Bump—bang—bumpty, bang! Down the stairs suddenly rolled the drum, making a fearful racket on the steps as it bounded from side to side. Down the stairs it rolled, across the narrow strip of hall, past Harriet, now on her knees scrubbing the green and white tiles, under the ladder of the awning man, down the steps, and right out into the street! After it scrambled Sunny Boy, as fast as his tan sandals would take him. He was just in time to see his drum roll to the middle of the street and stop in the center of the heavy traffic. A big furniture van, drawn by three horses, was headed right for it.

“It’ll be smashed! Oh, oh!” Sunny Boy wailed, hopping up and down on the curb, but remembering even in his excitement that he had promised not to go off the pavement when alone. “They’ll ride right over my drum!”

“I guess not!” cried a tall man, and darted out from behind Sunny. He rushed to where the drum lay and snatched it up, almost from under the horses’ feet.

The colored man driving the furniture van grinned.

“Most busted dat drum for sure!” he shouted. “If this off horse, Billy, ever put his foot through it, good-by drum!”

“And there you are!” The tall man gave Sunny Boy back his drum with a flourish. “Just as good as new, except for a little hole that I’m willing to bet a cookie your mother can mend for you. Isn’t she waving for you to come in? I thought so. You run along now, and see if she doesn’t mend it.”

Mother was on the front steps watching for him. Sunny thanked the tall man, who said that it was nothing, nothing at all: he’d never rescued a drum before, but he was glad to have the experience, and that things always turned out well for small boys who stayed on the sidewalks and didn’t dash out into the streets to get run over. Then Sunny climbed up the steps and held out his drum for Mother to see.
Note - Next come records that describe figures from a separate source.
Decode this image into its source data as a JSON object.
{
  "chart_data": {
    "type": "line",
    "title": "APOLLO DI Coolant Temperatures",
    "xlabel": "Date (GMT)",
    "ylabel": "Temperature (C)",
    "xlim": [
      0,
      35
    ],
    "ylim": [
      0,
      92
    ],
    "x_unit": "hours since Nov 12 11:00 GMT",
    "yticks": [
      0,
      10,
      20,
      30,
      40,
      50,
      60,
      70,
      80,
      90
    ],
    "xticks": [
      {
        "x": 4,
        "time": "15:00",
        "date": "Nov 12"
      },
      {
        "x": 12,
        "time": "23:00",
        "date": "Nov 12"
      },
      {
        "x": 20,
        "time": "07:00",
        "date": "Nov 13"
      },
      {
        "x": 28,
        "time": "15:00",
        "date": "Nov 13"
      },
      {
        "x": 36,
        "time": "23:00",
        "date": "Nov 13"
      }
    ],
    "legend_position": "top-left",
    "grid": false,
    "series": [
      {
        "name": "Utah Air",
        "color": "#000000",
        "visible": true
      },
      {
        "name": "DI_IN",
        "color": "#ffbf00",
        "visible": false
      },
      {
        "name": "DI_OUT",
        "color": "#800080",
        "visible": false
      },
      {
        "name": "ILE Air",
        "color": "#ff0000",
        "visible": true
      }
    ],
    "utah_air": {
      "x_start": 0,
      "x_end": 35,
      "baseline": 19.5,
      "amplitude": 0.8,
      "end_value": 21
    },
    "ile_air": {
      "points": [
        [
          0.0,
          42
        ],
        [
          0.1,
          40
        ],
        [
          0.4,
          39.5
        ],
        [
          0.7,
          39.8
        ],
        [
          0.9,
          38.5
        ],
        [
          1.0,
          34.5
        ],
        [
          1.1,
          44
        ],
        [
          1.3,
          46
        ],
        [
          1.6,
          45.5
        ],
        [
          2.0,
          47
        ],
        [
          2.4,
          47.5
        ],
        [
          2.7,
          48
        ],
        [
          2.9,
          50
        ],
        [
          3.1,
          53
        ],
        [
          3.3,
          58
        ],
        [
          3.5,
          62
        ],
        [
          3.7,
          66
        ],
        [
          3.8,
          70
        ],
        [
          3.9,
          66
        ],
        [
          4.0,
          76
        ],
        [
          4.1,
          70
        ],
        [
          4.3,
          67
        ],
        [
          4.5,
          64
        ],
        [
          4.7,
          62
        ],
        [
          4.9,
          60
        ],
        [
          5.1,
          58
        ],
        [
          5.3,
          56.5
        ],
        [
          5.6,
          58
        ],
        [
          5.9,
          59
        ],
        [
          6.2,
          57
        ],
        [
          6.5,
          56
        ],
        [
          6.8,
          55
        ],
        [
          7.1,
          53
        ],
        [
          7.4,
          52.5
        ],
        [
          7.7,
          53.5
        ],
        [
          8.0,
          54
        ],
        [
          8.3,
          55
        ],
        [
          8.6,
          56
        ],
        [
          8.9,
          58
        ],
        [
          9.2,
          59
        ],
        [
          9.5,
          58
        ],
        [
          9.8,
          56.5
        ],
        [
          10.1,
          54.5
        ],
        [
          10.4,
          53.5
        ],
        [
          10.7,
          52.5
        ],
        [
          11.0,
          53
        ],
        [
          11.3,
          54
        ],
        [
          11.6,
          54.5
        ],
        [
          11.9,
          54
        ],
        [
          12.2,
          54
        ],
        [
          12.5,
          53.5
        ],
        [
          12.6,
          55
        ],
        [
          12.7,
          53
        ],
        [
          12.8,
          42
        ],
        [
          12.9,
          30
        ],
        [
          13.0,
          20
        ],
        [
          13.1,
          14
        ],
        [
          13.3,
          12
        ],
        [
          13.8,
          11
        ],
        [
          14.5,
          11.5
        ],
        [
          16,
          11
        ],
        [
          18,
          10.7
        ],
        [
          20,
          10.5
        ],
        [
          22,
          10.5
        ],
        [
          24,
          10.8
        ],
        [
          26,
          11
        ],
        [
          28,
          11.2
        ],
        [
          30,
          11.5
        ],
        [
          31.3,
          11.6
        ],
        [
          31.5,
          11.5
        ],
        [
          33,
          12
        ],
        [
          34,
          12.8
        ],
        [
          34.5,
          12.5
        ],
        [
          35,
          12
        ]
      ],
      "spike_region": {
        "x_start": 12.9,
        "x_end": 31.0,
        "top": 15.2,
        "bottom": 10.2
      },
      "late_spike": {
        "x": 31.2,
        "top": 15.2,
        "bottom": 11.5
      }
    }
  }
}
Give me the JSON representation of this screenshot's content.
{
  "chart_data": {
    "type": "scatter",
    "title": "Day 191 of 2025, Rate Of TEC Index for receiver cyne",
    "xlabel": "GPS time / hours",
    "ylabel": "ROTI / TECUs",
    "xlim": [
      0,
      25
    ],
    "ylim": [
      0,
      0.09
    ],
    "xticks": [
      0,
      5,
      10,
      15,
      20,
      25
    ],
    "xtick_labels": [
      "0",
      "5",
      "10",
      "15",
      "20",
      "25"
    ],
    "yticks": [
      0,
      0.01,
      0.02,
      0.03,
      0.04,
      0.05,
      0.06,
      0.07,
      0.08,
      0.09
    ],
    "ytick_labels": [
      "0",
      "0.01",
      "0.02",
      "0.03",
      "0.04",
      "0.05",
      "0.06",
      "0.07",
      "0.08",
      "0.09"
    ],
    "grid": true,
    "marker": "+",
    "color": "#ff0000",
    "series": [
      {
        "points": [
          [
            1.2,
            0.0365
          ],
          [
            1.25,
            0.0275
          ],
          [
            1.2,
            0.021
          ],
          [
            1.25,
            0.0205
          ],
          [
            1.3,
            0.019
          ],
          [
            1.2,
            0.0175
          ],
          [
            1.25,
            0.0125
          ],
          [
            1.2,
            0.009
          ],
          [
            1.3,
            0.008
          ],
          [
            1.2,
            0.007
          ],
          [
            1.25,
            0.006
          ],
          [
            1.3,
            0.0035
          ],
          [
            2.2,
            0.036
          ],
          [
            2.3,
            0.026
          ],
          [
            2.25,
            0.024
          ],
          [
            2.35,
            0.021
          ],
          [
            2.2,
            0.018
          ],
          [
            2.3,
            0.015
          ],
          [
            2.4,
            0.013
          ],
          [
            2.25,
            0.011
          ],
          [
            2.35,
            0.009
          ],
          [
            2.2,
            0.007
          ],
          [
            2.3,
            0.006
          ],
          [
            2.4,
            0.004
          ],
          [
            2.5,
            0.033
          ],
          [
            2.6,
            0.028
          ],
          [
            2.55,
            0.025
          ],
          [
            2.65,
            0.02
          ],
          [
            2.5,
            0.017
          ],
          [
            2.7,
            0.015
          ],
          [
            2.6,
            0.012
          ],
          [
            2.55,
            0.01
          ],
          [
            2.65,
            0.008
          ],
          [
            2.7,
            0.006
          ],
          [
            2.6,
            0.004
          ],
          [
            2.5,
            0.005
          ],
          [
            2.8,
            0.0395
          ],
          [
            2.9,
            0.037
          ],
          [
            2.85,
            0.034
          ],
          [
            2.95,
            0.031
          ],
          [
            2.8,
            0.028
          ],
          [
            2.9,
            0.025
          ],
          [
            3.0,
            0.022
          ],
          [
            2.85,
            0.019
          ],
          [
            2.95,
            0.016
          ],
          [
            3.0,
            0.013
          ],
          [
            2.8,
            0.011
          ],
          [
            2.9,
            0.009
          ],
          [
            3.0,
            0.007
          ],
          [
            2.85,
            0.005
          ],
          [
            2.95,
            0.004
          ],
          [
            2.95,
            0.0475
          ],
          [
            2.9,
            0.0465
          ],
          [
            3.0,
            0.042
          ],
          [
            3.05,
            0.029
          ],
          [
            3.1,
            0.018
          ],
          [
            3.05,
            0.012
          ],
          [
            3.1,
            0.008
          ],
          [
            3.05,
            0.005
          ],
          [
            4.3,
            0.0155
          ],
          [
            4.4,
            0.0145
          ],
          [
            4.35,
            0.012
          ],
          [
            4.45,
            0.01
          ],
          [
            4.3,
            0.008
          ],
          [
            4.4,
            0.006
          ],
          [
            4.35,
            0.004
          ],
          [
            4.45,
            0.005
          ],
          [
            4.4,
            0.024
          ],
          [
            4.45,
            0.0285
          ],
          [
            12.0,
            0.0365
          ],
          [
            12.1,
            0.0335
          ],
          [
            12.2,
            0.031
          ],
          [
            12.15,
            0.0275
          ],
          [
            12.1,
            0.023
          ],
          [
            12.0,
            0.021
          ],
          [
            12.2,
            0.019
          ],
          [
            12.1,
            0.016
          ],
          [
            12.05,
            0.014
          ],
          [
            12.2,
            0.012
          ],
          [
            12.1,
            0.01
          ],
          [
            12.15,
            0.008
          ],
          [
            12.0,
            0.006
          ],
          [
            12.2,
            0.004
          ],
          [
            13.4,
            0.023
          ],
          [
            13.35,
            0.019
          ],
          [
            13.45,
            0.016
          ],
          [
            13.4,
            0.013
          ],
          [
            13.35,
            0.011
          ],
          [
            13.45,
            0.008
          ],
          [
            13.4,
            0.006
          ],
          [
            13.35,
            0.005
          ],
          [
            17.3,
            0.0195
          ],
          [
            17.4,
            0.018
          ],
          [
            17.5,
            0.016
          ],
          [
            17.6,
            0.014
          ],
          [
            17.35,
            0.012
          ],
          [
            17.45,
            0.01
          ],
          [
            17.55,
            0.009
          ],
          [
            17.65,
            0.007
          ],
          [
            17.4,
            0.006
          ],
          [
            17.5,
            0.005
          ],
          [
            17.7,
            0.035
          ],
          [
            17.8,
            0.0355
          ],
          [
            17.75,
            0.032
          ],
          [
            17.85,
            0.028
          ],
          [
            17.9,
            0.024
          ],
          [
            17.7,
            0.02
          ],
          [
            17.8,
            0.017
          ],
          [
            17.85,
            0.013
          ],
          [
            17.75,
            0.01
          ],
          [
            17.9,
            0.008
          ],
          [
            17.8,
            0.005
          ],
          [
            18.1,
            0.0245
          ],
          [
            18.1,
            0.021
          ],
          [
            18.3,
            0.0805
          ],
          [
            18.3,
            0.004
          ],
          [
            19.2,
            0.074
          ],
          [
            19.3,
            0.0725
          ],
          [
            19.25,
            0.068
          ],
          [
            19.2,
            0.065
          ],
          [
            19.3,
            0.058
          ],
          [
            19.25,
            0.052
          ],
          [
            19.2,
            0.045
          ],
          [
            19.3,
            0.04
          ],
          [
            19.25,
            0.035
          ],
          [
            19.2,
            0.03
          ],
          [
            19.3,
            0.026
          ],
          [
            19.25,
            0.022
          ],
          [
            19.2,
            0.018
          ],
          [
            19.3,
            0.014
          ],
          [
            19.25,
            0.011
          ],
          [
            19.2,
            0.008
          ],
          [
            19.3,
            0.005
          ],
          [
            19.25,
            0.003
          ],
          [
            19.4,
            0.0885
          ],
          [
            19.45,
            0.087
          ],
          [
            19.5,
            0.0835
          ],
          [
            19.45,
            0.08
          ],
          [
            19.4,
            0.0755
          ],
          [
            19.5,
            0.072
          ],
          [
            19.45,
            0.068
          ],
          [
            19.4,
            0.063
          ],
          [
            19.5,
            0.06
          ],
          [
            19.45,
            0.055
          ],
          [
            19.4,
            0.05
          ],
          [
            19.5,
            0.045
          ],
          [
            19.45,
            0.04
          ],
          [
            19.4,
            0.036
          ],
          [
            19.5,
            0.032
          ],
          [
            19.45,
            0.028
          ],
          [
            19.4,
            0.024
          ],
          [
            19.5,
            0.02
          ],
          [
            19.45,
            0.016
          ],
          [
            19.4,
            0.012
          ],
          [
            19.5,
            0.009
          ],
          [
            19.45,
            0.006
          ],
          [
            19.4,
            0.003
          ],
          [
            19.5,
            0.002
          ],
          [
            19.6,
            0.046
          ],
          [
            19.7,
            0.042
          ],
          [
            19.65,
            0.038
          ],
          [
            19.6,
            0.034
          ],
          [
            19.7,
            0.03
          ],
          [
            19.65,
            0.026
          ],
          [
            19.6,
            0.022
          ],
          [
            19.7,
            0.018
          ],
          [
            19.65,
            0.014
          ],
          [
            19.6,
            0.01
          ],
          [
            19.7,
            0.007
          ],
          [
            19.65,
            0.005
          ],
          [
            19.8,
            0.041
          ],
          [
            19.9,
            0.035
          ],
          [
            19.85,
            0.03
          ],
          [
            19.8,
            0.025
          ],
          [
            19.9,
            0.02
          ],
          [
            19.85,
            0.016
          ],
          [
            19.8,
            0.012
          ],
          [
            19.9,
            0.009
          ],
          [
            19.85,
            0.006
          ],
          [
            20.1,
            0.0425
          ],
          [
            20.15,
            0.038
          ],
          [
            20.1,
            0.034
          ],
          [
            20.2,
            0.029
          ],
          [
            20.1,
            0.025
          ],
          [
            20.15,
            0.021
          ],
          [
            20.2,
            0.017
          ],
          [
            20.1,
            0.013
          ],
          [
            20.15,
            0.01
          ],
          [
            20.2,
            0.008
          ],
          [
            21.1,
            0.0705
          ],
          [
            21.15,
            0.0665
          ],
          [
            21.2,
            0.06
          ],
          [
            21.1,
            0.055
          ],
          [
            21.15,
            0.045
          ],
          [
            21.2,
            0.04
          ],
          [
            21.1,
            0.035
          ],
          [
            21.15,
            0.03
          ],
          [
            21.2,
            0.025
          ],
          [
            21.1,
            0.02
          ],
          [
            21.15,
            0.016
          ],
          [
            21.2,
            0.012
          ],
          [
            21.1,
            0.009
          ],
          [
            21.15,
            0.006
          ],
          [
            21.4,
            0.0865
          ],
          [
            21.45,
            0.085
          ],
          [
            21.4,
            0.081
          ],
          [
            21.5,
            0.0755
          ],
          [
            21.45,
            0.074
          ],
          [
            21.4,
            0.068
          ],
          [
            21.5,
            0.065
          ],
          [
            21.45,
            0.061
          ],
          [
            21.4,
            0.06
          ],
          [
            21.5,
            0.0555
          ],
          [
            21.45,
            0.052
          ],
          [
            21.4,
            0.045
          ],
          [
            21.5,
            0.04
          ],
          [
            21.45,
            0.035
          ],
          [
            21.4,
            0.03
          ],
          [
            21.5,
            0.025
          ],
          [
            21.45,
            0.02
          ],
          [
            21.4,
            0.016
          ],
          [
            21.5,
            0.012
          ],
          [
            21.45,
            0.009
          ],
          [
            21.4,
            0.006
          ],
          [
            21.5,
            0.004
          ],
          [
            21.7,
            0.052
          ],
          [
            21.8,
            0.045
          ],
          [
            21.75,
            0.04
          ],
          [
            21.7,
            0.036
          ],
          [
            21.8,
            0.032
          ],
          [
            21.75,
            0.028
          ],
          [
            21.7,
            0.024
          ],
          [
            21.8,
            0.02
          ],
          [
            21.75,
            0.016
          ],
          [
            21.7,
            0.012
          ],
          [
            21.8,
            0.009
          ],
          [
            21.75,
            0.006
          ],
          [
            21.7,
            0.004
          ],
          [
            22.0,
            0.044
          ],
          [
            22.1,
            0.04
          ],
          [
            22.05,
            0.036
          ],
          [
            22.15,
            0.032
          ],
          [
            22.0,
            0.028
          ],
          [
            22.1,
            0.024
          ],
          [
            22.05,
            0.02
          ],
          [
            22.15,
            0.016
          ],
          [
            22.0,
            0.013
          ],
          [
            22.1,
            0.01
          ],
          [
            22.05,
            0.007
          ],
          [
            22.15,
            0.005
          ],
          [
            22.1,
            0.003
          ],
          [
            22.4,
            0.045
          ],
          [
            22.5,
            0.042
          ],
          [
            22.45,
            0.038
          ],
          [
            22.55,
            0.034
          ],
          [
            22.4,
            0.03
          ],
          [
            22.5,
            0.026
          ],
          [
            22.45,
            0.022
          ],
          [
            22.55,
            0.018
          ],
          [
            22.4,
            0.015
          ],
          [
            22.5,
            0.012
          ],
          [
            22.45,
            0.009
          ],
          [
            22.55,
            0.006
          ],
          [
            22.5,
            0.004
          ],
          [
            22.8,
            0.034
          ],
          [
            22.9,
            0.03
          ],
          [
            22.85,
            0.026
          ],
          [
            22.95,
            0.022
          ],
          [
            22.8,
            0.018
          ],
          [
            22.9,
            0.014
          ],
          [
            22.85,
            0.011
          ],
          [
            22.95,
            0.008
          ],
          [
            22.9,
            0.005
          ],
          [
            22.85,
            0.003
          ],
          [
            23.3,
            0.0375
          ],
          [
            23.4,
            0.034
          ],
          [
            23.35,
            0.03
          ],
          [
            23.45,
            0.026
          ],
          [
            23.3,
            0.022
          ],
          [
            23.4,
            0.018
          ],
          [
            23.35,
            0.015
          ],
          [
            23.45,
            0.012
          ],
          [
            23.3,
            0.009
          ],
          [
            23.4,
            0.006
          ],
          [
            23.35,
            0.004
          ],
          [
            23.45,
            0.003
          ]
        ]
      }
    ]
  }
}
“The man said you could mend it,” he said wistfully. “Can you, Mother? ’Cause when things break, I miss ’em.”

Mrs. Horton managed to hug her son, drum and all, though there really wasn’t much space where they stood. She was under the awning man’s ladder, and he was shaking and moving the large awning about. Inside the door stood Harriet and her brush and bucket.

“So, ’twas the drum!” smiled Harriet. “I couldn’t see what it was went rolling by me like lightning, and Sunny Boy tearing after it. All I heard was a noise like thunder.”